Compritol® 888 LIPID matrix via twin screw extruder

Objective: The objective of this research was to explore the potential of Hot Melt Extrusion (HME) technique by using theophylline as the model drug to produce sustained release tablets utilizing Compritol®888 ATO as the retarding material and to study the influence of lipid: excipient ratio, excipient type as well as the processing conditions of the extruder on the release profile. Methods: The tablets prepared using hot fusion method was compared to the ones concocted by the HME technology.
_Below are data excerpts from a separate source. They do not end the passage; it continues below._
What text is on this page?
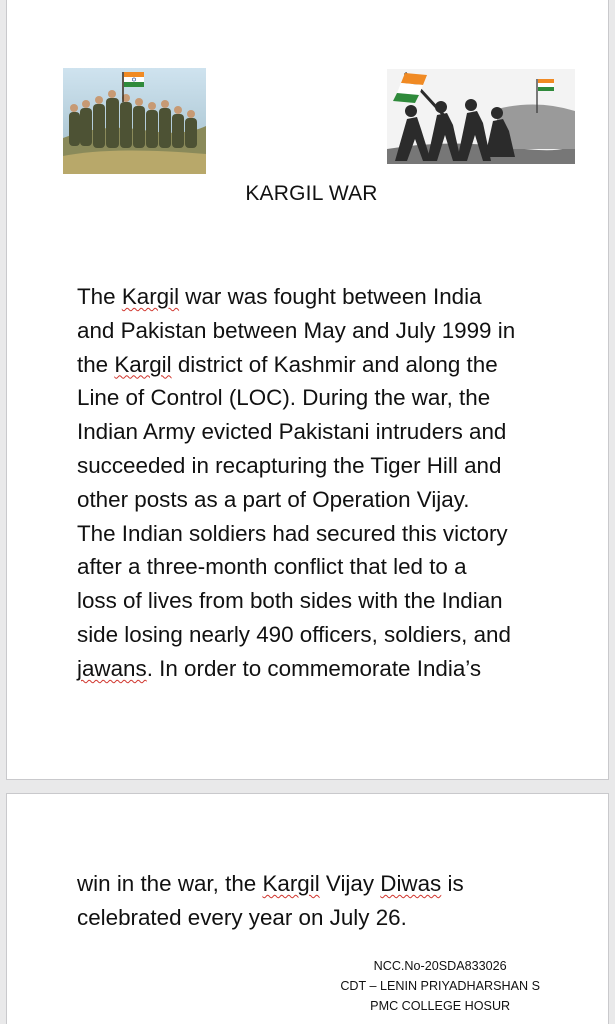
KARGIL WAR
The Kargil war was fought between India
and Pakistan between May and July 1999 in
the Kargil district of Kashmir and along the
Line of Control (LOC). During the war, the
Indian Army evicted Pakistani intruders and
succeeded in recapturing the Tiger Hill and
other posts as a part of Operation Vijay.
The Indian soldiers had secured this victory
after a three-month conflict that led to a
loss of lives from both sides with the Indian
side losing nearly 490 officers, soldiers, and
jawans. In order to commemorate India’s
win in the war, the Kargil Vijay Diwas is
celebrated every year on July 26.
NCC.No-20SDA833026
CDT – LENIN PRIYADHARSHAN S
PMC COLLEGE HOSUR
During the HME process, a powder mixture of moisture-free drug, lipid, and other adjuncts was introduced into the extruder and liquefied inside the barrel of the extruder. The in vitro dissolution studies of the formulations were carried out in pH 7.2 buffer using USP Apparatus 2. The extrudates were characterized via differential scanning calorimetry. Results: Comparing the two methods of processing, it was observed by the dissolution studies using phosphate buffer pH 7.2, that the tablets prepared by Hot Melt Extrusion method had a higher extent of release where all 3 formulations crossed 80% at the 8-hour mark, whereas the tablets prepared by hot fusion method did not show such consistency. Conclusion: This study demonstrated the fact that Compritol®888 ATO is a suitable waxy material that can be used as a matrix-forming agent to control the release of theophylline using the Hot Melt Extrusion process.